Yesus berkata: “Janganlah kalian
menganggap bahwa Aku datang untuk menghapuskan hukum Musa dan ajaran nabi-nabi.
Aku datang bukan untuk menghapuskannya, tetapi untuk menyempurnakannya.
Ingatlah! Selama langit dan bumi masih ada, satu huruf atau titik yang terkecil
pun di dalam hukum itu, tidak akan dihapuskan, kalau semuanya belum terjadi.”
(Matius 5: 17-18).
Itu lah dua bentuk ‘advertensi
Tuhan’ kepada manusia menurut Nashrullah Zakariya, yang terdapat di dalam Taurat
(Torah) dan Injil. Menurutnya, hal itu menyatakan bahwa Allah itu “esa”
(wâhid). Tetapi, Allah juga tidak hanya ‘mengumumkan’ diri-Nya sebagai
Tuhan yang esa (al-Ilah al-wahid), advertensi itu terjadi
berulang-ulang dari dirinya hingga menjadi “trinitas”
(tsâlûtsan).
Setelah menjelaskan itu,
Nashrullah bingung dan menyatakan bahwa dogma “trinitas” dalam Kristen tidak
bisa dianggap sebagai hasil studi filsafat atau konsep rasionalitas an sich.

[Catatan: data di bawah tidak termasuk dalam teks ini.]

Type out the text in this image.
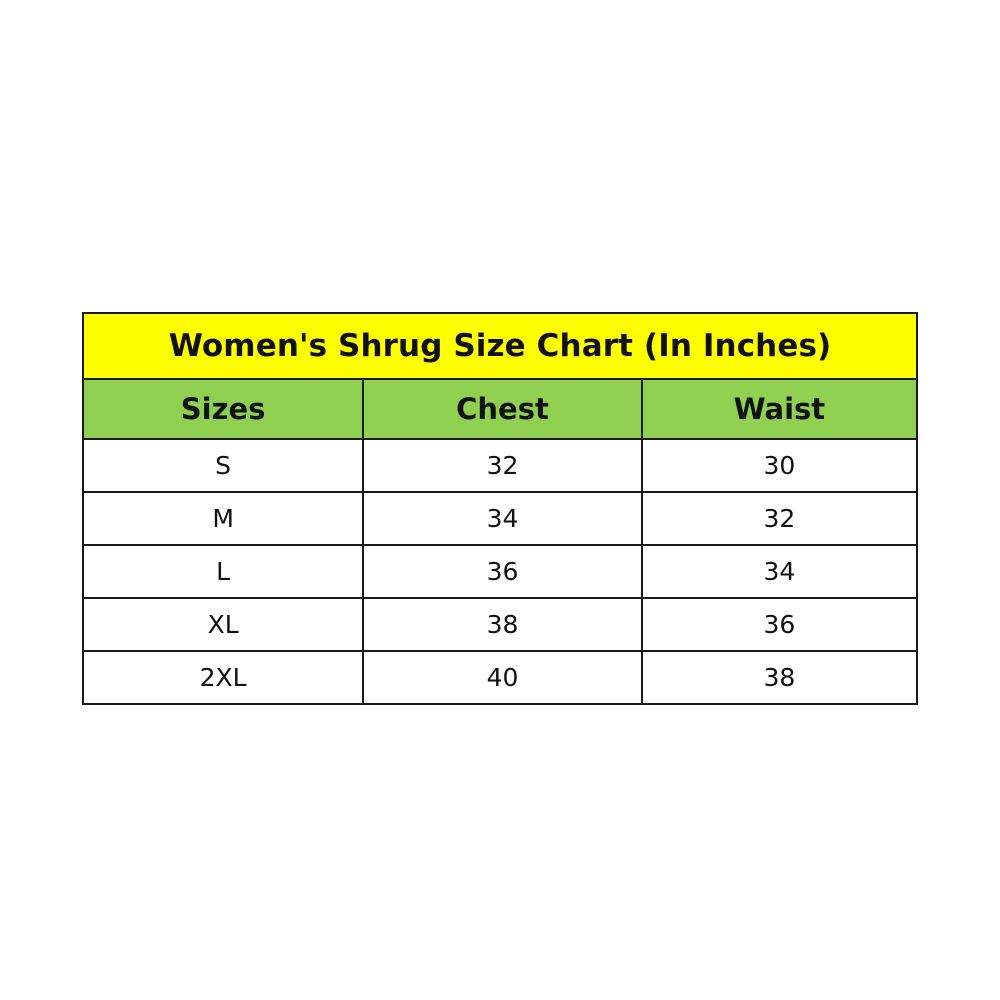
Women's Shrug Size Chart (In Inches)		
Sizes	Chest	Waist
S	32	30
M	34	32
L	36	34
XL	38	36
2XL	40	38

Karena hal itu menurutnya tidak mudah untuk diterima oleh akal. Sumber dogma ini
menurutnya berasal dari Allah itu sendiri. Allah lah yang mengumumkan dirinya
sebagai Tuhan yang memiliki tiga oknum: “trinitas” (tsâluts), bukan
“trinisasi” (tatslîts). Dan dalam apologi kaum Nasrani dalam membela
Allah yang trinitas itu (Allah al-tsâlûts) merupakan bukti keimanan
mereka kepada Allah yang esa, seperti yang dinyatakan oleh Allah sendiri tentang
diri-Nya lewat firman-firman-Nya: kitab suci.

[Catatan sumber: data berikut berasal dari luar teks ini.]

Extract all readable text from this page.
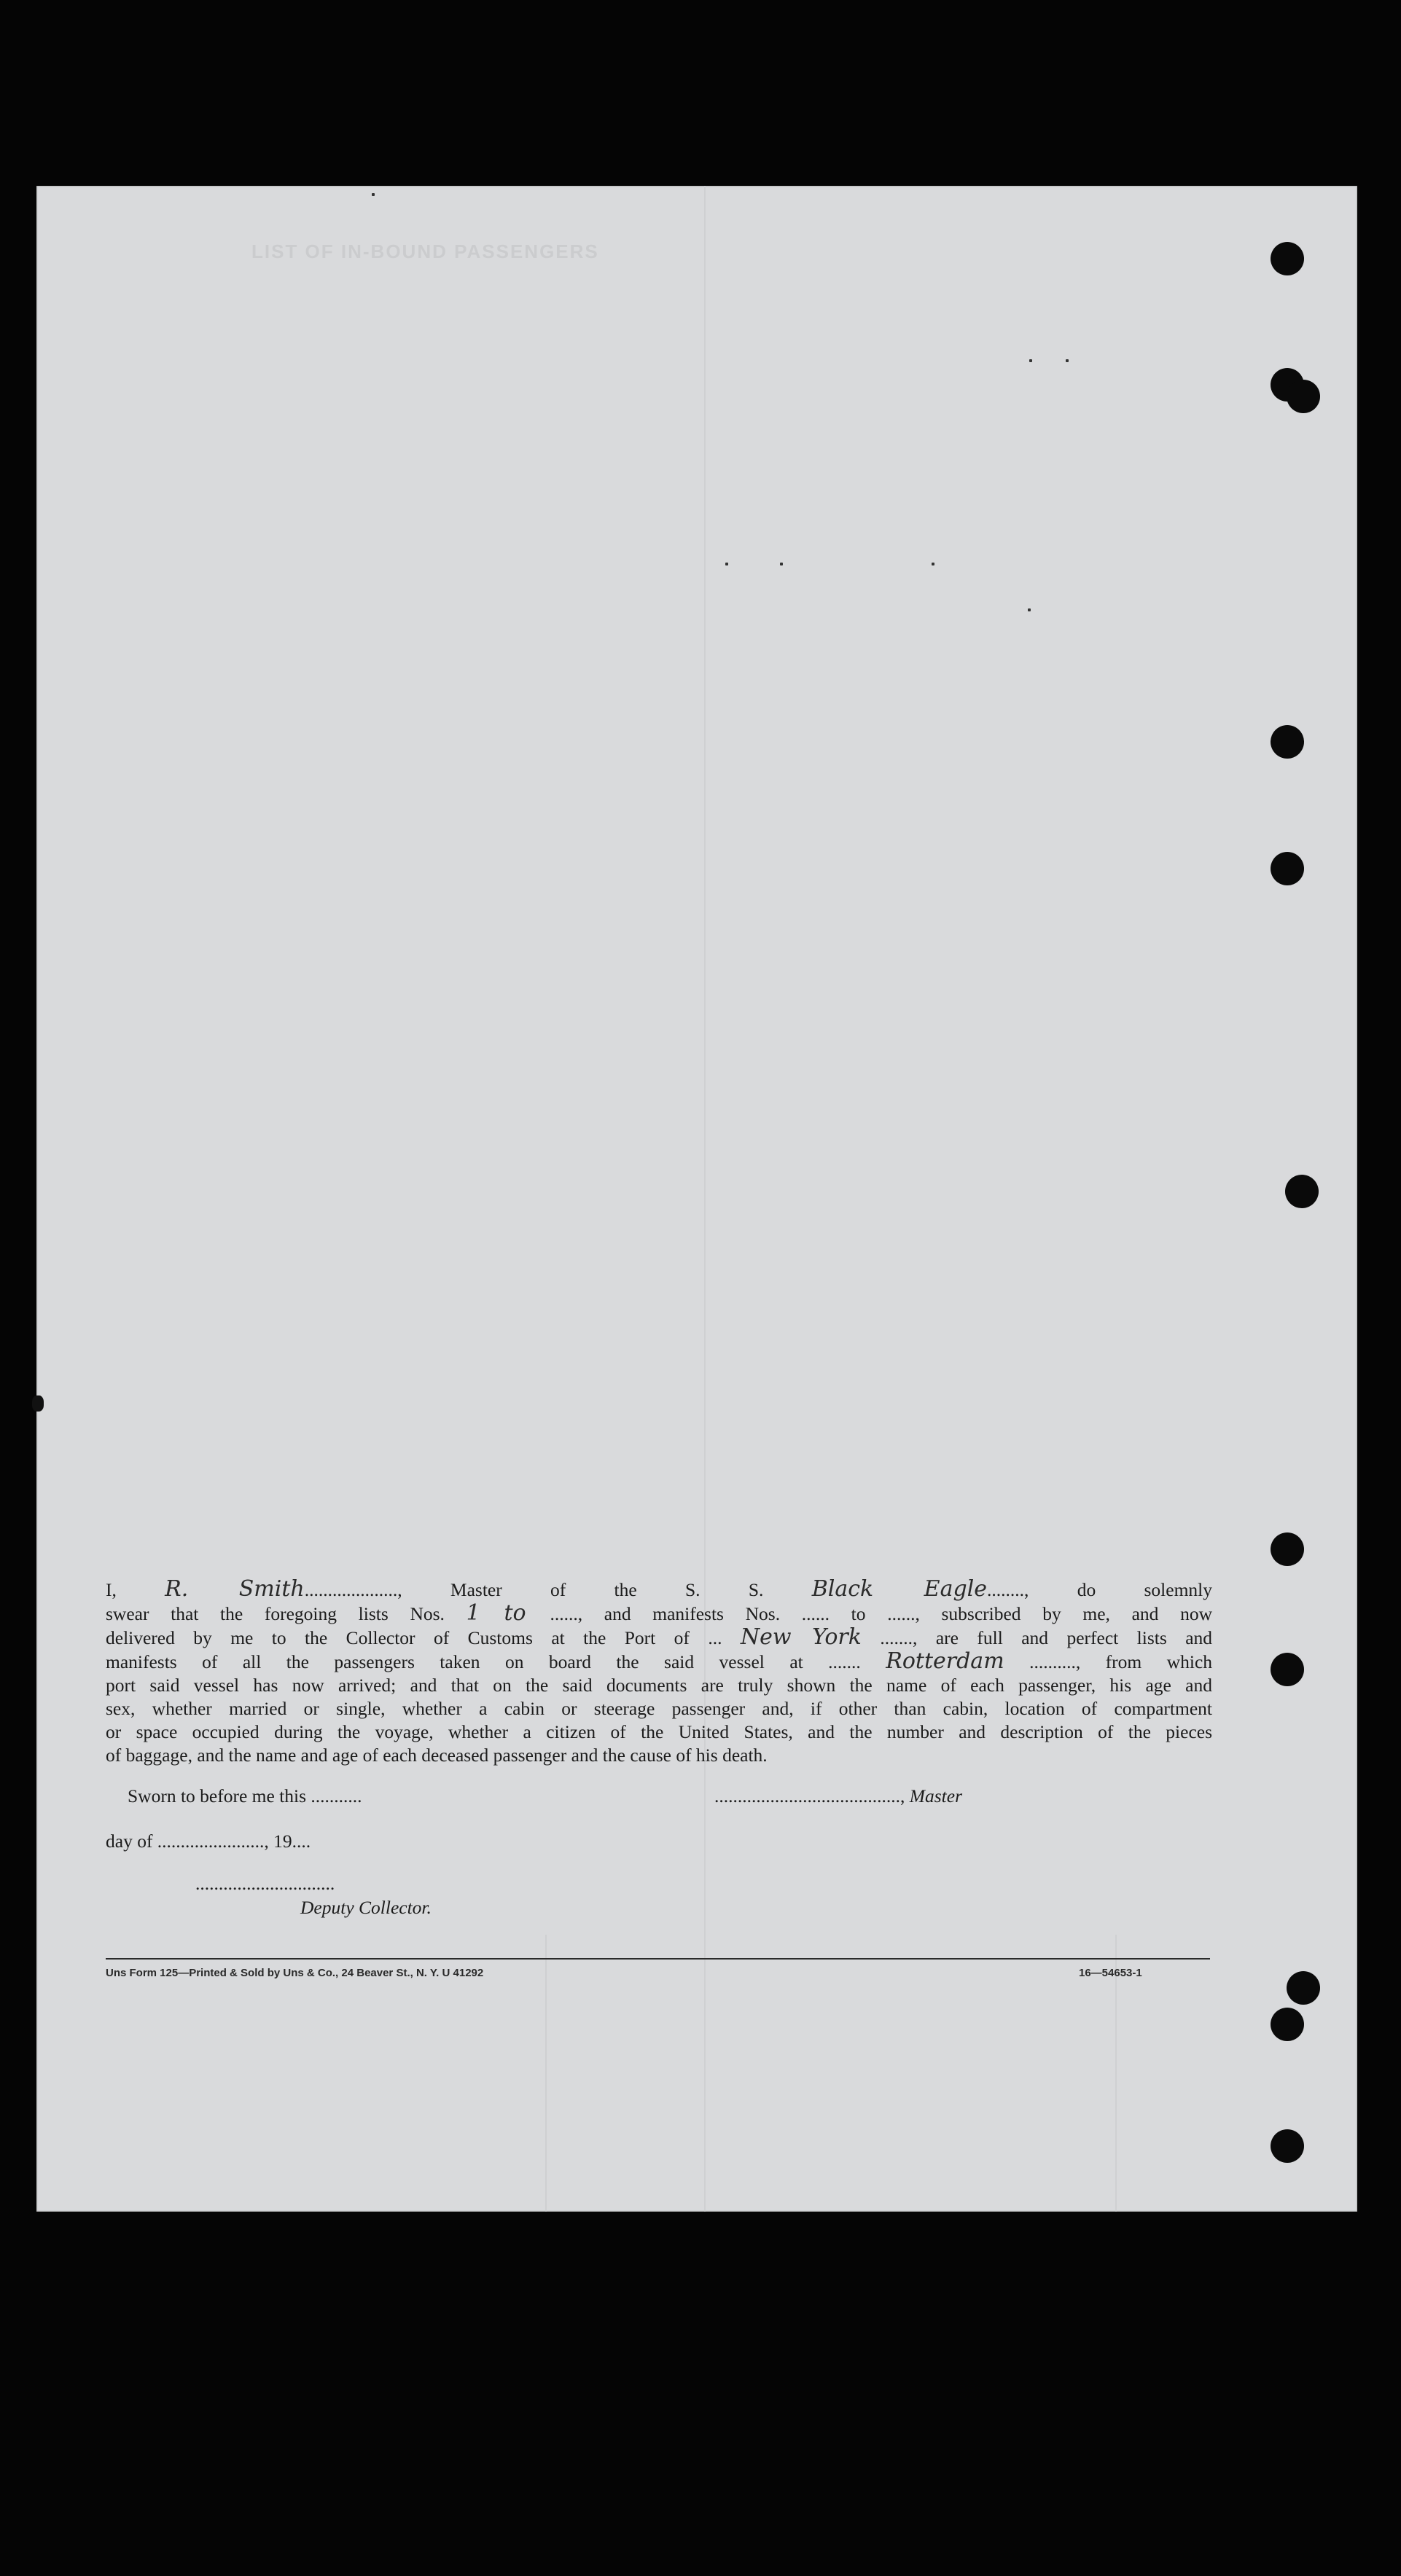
LIST OF IN-BOUND PASSENGERS
I, R. Smith...................., Master of the S. S. Black Eagle........, do solemnly
swear that the foregoing lists Nos. 1 to ......, and manifests Nos. ...... to ......, subscribed by me, and now
delivered by me to the Collector of Customs at the Port of ... New York ......., are full and perfect lists and
manifests of all the passengers taken on board the said vessel at ....... Rotterdam .........., from which
port said vessel has now arrived; and that on the said documents are truly shown the name of each passenger, his age and
sex, whether married or single, whether a cabin or steerage passenger and, if other than cabin, location of compartment
or space occupied during the voyage, whether a citizen of the United States, and the number and description of the pieces
of baggage, and the name and age of each deceased passenger and the cause of his death.
Sworn to before me this ...........	........................................, Master
day of ......................., 19....
..............................
Deputy Collector.
Uns Form 125—Printed & Sold by Uns & Co., 24 Beaver St., N. Y. U 41292	16—54653-1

Padahal, jika mencukupkan diri
pada ayat Torah di atas, konsep Allah jelas dapat dipahami. Tapi ketika
dikaitkan dengan dogma “trinitas” yang hanya ada dalam Perjanjian Baru (Injil)

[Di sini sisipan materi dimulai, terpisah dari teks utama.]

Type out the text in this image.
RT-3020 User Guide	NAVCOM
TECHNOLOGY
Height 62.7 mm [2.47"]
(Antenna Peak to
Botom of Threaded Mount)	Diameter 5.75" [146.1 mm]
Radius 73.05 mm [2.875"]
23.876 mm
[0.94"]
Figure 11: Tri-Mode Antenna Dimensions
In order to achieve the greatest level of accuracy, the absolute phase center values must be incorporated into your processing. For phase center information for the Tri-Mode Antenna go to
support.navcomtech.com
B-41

konsep Allah menjadi ‘kabur’.
Penulis lain, Nasyid Hana dalam
“Khamsu Haqâ’iq ‘an Allah”, (cet. II, 1999) menulis bahwa ketika Allah
menciptakan para malaikat, Dia mempraktekkan sebagian sifat-sifat-Nya. Dan
ketika menciptakan manusia, Dia mempraktekkan sifat-sifatnya kepada
manusia.
Bagaimana mungkin Allah butuh kepada
makhluk-makhluk-Nya dan mempraktekkan sifat-sifatnya kepada diri-Nya?
Lebih aneh lagi, sebagaimana
ditulis Nasyid Hana, “Oknum-oknum itu bukanlah bagian-bagian dalam diri Allah.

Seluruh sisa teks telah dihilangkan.